After weeks of denials from the White House that the health care reform effort failed to exhibit the transparency President Barack Obama promised on the campaign trail, Obama is conceding that locking the public out of key discussions was a “mistake.”
“We had to make so many decisions quickly in a very difficult set of circumstances that after awhile, we started worrying more about getting the policy right than getting the process right,” Obama told ABC’s Diane Sawyer Monday. “But I had campaigned on process—part of what I had campaigned on was changing how Washington works, opening up, transparency. ...The health care debate as it unfolded legitimately raised concerns not just among my opponents, but also amongst supporters that we just don't know what's going on. And it's an ugly process and it looks like there are a bunch of back room deals.”

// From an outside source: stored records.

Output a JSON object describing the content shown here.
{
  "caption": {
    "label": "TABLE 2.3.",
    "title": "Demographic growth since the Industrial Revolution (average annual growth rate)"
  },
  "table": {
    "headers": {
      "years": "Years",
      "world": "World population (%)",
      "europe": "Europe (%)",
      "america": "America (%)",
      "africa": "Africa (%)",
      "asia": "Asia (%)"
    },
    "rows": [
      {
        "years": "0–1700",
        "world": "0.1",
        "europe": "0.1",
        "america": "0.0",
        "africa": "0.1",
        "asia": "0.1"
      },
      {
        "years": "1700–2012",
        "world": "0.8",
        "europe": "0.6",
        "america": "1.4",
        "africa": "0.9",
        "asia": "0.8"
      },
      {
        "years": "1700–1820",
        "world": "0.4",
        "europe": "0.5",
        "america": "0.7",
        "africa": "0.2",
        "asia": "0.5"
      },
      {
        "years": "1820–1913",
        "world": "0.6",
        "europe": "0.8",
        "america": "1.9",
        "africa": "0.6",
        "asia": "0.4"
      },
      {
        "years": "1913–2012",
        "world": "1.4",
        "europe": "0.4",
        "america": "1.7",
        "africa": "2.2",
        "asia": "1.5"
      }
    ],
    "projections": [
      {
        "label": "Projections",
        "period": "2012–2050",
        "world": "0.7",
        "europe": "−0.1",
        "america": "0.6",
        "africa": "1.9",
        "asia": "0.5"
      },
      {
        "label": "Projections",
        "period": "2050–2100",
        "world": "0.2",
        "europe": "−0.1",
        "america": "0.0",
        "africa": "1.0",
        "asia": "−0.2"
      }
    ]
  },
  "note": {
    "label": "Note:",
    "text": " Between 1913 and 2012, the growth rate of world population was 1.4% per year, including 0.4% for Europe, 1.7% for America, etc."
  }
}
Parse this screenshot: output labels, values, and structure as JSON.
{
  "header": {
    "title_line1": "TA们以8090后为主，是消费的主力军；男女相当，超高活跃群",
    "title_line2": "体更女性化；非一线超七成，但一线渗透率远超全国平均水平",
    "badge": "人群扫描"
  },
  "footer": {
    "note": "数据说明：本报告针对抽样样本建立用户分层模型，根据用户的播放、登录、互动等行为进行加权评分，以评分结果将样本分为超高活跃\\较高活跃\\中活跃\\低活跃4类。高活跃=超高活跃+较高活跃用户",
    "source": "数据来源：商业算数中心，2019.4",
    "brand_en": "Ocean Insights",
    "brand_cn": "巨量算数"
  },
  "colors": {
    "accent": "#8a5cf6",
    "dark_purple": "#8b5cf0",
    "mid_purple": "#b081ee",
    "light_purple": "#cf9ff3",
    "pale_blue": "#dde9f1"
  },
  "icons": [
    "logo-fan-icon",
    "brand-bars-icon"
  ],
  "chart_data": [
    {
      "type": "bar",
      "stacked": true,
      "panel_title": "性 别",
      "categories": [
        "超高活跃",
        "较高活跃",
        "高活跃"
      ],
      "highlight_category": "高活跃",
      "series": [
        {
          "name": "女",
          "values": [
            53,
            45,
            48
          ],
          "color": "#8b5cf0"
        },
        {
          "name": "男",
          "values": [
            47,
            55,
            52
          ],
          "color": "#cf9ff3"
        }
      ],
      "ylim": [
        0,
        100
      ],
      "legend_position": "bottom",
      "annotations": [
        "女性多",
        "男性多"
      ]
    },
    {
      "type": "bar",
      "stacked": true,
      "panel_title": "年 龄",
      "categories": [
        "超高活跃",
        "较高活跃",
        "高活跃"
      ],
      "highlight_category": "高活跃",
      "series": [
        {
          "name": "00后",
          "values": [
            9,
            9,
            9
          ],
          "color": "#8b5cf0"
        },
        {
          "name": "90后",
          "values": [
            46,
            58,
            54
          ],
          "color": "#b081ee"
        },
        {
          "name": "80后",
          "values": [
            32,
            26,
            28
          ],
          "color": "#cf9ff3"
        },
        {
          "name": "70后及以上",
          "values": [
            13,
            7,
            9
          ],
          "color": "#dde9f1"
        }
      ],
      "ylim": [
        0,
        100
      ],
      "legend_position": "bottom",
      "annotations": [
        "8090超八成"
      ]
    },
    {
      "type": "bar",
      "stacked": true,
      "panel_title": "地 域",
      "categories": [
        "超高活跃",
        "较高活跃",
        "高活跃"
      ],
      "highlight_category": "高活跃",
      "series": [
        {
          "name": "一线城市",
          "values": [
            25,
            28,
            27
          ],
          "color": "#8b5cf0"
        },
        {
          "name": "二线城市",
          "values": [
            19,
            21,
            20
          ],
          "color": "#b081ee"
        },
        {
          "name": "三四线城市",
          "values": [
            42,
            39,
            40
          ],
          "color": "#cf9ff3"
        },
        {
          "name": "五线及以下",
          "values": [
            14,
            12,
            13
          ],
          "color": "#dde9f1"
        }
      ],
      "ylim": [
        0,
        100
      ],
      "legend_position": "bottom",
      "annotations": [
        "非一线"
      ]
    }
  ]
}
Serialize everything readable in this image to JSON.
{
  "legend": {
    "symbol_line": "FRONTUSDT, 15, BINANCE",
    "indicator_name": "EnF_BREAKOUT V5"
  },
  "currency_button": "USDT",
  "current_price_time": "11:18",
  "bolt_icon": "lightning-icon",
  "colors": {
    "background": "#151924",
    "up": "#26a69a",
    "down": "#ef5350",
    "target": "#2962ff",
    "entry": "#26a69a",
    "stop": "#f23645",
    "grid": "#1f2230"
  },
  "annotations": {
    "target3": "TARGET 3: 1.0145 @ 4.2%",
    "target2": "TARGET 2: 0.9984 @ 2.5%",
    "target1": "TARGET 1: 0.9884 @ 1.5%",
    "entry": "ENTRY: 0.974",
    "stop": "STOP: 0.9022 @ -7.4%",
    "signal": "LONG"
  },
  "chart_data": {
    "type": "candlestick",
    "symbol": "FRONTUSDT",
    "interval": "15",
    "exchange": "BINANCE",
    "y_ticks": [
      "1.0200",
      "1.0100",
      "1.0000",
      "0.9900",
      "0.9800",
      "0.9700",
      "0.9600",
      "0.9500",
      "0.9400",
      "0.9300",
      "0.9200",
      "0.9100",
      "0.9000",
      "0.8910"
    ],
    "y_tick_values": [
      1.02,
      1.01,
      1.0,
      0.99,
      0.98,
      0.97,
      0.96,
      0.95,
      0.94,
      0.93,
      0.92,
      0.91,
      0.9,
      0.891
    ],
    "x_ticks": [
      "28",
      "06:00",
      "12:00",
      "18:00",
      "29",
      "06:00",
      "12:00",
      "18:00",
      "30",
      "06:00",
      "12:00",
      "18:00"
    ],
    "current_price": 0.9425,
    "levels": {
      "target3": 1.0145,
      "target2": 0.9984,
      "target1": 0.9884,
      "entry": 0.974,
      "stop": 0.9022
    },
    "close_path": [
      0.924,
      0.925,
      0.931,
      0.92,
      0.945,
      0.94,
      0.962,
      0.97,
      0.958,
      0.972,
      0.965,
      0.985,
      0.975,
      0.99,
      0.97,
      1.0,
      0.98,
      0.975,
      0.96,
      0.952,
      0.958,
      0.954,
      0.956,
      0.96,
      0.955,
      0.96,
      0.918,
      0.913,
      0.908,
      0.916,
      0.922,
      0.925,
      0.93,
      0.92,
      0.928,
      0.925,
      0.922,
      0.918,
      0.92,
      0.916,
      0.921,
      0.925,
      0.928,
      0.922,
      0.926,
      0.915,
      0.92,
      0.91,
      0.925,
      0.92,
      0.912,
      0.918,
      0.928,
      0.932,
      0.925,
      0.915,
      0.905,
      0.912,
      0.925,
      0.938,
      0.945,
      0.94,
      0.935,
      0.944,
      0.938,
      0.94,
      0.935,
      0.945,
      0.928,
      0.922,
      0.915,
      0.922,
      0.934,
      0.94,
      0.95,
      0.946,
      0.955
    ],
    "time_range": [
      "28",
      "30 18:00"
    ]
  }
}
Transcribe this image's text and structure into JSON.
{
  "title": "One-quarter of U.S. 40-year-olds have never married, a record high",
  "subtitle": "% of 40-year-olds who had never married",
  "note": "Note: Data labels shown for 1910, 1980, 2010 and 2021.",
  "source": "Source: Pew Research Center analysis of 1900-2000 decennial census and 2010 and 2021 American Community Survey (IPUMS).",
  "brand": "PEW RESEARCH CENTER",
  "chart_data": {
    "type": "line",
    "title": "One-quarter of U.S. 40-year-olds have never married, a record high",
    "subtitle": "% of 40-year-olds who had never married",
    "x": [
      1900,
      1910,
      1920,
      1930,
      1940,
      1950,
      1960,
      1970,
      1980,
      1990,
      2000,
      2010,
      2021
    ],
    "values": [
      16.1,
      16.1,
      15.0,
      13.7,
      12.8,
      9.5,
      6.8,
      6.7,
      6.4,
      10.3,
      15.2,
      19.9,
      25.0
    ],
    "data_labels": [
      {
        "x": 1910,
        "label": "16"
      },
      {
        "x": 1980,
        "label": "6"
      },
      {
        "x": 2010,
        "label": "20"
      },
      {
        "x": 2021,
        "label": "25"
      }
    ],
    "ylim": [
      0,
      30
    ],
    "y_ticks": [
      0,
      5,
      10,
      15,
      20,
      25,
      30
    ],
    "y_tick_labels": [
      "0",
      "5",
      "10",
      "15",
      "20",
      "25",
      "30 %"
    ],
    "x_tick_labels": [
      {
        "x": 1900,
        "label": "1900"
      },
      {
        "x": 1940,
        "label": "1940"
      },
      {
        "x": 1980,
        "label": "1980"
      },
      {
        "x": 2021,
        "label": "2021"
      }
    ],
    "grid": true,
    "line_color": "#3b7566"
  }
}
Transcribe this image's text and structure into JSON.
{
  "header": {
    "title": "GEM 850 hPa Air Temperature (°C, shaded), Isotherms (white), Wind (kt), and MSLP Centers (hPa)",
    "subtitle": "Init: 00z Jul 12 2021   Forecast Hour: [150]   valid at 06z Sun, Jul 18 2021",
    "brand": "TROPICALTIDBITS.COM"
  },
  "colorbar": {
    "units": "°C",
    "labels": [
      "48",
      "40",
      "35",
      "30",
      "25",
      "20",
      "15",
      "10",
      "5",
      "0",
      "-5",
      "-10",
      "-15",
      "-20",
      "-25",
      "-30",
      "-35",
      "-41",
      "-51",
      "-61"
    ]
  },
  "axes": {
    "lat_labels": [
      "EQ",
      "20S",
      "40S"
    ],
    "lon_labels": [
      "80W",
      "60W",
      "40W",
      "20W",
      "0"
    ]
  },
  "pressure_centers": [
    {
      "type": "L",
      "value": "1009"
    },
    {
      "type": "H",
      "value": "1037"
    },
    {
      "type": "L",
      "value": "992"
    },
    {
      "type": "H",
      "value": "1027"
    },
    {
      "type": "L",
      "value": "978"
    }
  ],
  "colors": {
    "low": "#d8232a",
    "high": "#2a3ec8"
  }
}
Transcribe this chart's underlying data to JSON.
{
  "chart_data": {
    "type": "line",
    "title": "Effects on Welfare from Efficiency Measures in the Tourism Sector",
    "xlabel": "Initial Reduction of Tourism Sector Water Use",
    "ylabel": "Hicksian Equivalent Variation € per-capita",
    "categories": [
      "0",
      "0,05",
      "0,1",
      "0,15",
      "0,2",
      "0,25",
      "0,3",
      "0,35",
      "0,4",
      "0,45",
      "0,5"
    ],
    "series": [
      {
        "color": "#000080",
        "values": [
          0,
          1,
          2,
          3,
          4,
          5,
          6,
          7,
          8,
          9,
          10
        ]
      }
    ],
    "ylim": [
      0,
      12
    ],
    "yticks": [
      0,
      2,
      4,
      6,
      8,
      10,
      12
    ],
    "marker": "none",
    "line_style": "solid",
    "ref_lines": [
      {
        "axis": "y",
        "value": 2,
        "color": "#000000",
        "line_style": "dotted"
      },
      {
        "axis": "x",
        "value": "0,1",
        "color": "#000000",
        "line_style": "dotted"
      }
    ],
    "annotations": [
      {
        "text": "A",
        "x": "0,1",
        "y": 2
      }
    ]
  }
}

Obama said he planned to address the point in his State of the Union address on Wednesday.
“The process didn't run the way I ideally would like it to and that we have to move forward in a way that recaptures that sense of opening things up more,” Obama said.
The president called the lack of transparency “my responsibility,” but moments later in the interview he suggested that decisions to handle key discussions in private were made by Congress.
“Let's just clarify. I didn't make a bunch of deals,” Obama told ABC. “There is a legislative process that is taking place in Congress and I am happy to own up to the fact that I have not changed Congress and how it operates the way I would have liked.”